Payment Details From City Records

According to The Oregonian/OregonLive, the city agreed to pay DePass $91,000 and cover six months of health insurance under an agreement tied to her Jan. 21 resignation. Records cited in that report put her annual salary at $121,617, which makes the payout about three-quarters of her yearly pay. The same outlet noted that DePass ran for Portland City Council in 2024, finishing fifth in a crowded field of 22 candidates.

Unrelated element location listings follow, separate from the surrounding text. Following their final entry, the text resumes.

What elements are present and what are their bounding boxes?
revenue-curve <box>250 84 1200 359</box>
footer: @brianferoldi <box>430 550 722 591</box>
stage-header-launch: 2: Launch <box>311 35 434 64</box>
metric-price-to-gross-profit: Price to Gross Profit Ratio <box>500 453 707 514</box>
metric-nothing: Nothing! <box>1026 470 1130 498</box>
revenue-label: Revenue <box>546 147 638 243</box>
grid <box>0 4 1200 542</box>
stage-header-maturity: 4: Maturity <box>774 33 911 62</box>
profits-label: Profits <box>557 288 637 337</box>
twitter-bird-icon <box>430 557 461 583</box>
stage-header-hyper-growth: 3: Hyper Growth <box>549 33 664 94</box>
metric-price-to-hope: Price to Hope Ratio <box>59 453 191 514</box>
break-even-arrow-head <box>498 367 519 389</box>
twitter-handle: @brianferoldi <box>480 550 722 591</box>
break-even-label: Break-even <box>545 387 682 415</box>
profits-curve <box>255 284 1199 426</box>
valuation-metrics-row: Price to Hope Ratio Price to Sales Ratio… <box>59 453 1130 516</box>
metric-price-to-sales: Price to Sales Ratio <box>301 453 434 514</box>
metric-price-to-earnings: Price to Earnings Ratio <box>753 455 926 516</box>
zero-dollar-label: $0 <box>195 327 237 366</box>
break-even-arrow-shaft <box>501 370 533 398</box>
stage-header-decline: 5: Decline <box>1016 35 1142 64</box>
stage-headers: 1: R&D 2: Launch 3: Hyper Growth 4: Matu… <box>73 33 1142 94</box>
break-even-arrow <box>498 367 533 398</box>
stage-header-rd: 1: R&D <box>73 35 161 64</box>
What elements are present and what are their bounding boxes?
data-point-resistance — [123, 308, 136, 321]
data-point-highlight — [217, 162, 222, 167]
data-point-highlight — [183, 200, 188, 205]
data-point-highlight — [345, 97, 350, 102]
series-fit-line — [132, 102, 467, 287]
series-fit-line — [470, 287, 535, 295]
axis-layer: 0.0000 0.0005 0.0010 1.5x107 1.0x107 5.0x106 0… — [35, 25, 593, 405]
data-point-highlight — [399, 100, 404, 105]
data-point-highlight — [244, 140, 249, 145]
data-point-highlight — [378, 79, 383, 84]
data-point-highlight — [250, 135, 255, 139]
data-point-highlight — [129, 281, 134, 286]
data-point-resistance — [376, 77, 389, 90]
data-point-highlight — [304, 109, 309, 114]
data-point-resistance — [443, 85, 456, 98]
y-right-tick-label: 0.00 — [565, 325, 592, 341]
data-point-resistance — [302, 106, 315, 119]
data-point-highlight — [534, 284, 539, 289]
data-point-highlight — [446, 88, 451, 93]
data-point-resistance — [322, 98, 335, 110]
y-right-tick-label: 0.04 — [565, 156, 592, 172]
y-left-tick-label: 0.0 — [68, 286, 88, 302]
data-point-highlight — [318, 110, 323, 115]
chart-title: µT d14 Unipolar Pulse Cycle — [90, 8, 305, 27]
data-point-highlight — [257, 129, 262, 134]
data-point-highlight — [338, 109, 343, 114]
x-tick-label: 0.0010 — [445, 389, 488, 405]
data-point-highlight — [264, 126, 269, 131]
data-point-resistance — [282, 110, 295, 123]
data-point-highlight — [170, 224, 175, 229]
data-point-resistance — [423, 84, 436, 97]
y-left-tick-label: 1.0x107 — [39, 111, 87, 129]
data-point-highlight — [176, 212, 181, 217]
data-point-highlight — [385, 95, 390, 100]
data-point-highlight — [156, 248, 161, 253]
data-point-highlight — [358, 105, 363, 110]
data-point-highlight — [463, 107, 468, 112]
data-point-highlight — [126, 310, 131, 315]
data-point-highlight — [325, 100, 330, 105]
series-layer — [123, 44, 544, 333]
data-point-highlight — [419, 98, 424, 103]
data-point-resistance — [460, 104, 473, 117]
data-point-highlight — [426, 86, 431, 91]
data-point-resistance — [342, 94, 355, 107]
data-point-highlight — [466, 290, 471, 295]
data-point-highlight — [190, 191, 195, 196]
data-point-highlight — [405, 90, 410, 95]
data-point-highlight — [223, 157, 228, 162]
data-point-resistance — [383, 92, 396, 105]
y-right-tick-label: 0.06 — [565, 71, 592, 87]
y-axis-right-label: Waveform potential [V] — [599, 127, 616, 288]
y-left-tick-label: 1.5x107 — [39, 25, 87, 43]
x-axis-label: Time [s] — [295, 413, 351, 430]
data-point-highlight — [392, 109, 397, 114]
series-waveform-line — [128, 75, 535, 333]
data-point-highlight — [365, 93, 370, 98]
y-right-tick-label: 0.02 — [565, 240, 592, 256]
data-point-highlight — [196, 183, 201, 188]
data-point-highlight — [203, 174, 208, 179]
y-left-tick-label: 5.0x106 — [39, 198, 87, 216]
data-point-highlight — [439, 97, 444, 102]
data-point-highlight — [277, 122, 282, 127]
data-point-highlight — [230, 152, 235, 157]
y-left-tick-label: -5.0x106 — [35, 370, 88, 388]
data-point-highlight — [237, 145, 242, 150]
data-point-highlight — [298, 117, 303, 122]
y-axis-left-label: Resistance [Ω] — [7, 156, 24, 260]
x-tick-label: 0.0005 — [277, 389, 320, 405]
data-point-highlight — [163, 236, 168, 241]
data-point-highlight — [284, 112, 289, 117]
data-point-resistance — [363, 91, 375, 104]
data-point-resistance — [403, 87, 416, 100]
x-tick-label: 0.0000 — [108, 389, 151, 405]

Role On The School Board And City Job

Portland Public Schools lists DePass as the board's vice chair and its longest-serving member. City documents and internal calendars show she worked as a climate analyst in the Bureau of Planning and Sustainability before her departure from the city payroll. Her resume inside City Hall stretches back years, with roles in the office of former Commissioner Carmen Rubio and previous work at the Portland Housing Bureau and Portland Parks & Recreation.

City Payouts Add Up

As reported by The Oregonian/OregonLive, DePass is not alone in receiving a substantial sendoff. Over the past year, the city has shelled out more than $700,000 in severance to departing agency leaders, including nearly $115,000 to a former Portland Bureau of Emergency Management director. Those payouts have revived questions at City Hall and among watchdogs about who signs off on separation agreements and whether Portland needs clearer, stricter rules around such deals.

Why This Matters

For residents already eyeing stretched city and school budgets, sizable checks quietly cut to top officials can feel like accountability skipped in favor of a clean break. The fact that DePass simultaneously holds a high-profile elected post on the school board while exiting a city job with a generous settlement adds another layer of unease. It spotlights ongoing concerns about disclosures, recusals, and optics when public servants benefit from deals that arrive just as basic services and classrooms are being asked to do more with less.